The primary organizational components that define contemporary Los Angeles are enormous works of civil engineering - the railway tracks and bridges; the power grids; the "v" shaped, concrete L.A. River; and the ubiquitous steel and concrete freeways.
The infrastructure, when successful, solves the technical objectives of its design engineers: moves trains; moves power; moves water; moves cars.
But in Los Angeles technical means often
become both visual ends and operational limits the original problem solvers never imagined. The cumulative effect of the existing infrastructure is to sub-divide the city, delimit zones of use and purpose, and to segregate by race, and economic capacity.
The freeways, tracks, power grids, and concrete rivers originally designed to connect a horizontal city, often deliver the opposite: the piecemeal city, with infrastructure as a consistent obstacle to
the integration of the disparate civic parts.
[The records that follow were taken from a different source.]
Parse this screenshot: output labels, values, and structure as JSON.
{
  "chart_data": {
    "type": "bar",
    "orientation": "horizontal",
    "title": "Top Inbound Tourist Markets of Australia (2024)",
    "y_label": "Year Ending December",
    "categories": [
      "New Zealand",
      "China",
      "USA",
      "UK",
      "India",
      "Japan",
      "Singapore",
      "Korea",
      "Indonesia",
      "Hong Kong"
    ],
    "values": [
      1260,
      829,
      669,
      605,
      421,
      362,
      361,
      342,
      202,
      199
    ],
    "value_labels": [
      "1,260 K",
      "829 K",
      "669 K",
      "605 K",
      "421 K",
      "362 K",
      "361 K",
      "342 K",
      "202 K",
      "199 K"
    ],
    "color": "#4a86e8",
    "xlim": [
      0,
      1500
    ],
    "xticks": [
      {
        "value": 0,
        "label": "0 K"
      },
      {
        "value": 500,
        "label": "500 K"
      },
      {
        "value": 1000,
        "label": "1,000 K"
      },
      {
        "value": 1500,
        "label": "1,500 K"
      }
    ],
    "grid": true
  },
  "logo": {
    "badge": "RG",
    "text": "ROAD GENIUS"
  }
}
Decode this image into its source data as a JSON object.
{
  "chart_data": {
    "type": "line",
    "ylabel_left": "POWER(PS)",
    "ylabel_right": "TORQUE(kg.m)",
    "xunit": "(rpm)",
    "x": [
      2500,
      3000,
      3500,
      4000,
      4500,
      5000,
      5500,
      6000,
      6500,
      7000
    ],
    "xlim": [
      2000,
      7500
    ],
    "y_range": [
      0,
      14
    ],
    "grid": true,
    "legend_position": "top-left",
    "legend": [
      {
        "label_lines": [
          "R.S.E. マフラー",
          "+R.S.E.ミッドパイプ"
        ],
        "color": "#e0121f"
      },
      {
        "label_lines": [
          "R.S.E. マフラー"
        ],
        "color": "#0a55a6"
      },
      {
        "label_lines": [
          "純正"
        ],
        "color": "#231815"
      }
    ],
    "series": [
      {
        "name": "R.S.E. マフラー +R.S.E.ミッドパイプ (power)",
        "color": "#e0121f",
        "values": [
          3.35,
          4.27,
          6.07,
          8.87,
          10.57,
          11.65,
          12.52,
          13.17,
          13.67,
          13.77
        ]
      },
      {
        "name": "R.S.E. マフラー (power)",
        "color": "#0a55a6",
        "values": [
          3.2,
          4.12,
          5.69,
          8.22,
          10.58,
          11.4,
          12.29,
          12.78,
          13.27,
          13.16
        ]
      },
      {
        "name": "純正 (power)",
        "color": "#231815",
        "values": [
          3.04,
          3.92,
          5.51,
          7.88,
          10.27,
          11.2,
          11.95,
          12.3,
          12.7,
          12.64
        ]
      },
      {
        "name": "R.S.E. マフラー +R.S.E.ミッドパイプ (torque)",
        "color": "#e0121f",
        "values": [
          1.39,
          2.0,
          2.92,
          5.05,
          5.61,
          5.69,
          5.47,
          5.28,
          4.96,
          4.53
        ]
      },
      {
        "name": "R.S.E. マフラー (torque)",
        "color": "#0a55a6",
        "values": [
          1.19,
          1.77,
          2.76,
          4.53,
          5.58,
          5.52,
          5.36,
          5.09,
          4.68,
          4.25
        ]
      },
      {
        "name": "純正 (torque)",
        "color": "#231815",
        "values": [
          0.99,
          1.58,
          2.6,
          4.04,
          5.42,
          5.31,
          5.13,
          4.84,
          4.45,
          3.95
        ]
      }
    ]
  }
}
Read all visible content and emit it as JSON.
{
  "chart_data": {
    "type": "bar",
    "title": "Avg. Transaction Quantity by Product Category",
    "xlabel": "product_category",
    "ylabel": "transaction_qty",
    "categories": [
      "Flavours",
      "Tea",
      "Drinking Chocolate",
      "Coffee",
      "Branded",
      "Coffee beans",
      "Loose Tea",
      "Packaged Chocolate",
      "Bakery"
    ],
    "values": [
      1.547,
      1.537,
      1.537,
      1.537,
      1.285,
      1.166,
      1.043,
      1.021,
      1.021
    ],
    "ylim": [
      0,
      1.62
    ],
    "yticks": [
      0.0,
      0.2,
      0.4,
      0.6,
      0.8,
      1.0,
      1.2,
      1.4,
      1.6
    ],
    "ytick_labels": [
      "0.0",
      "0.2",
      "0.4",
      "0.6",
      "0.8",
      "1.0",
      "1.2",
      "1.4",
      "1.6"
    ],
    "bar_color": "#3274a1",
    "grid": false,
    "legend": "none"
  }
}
The solution: reconceive the city by multiplying the purposes of its infrastructure. We intend to build over, under, around, and through the freeways, rivers, power grids, and tracks, to use the existing rights of way as the foundations for a series of new, infrastructure-scaled conceptions of building form, habitation, and public and private purpose that will redefine Los Angeles by strategically re-associating the sociologies, the uses, and the sense of the
civic whole the civil engineers have long precluded.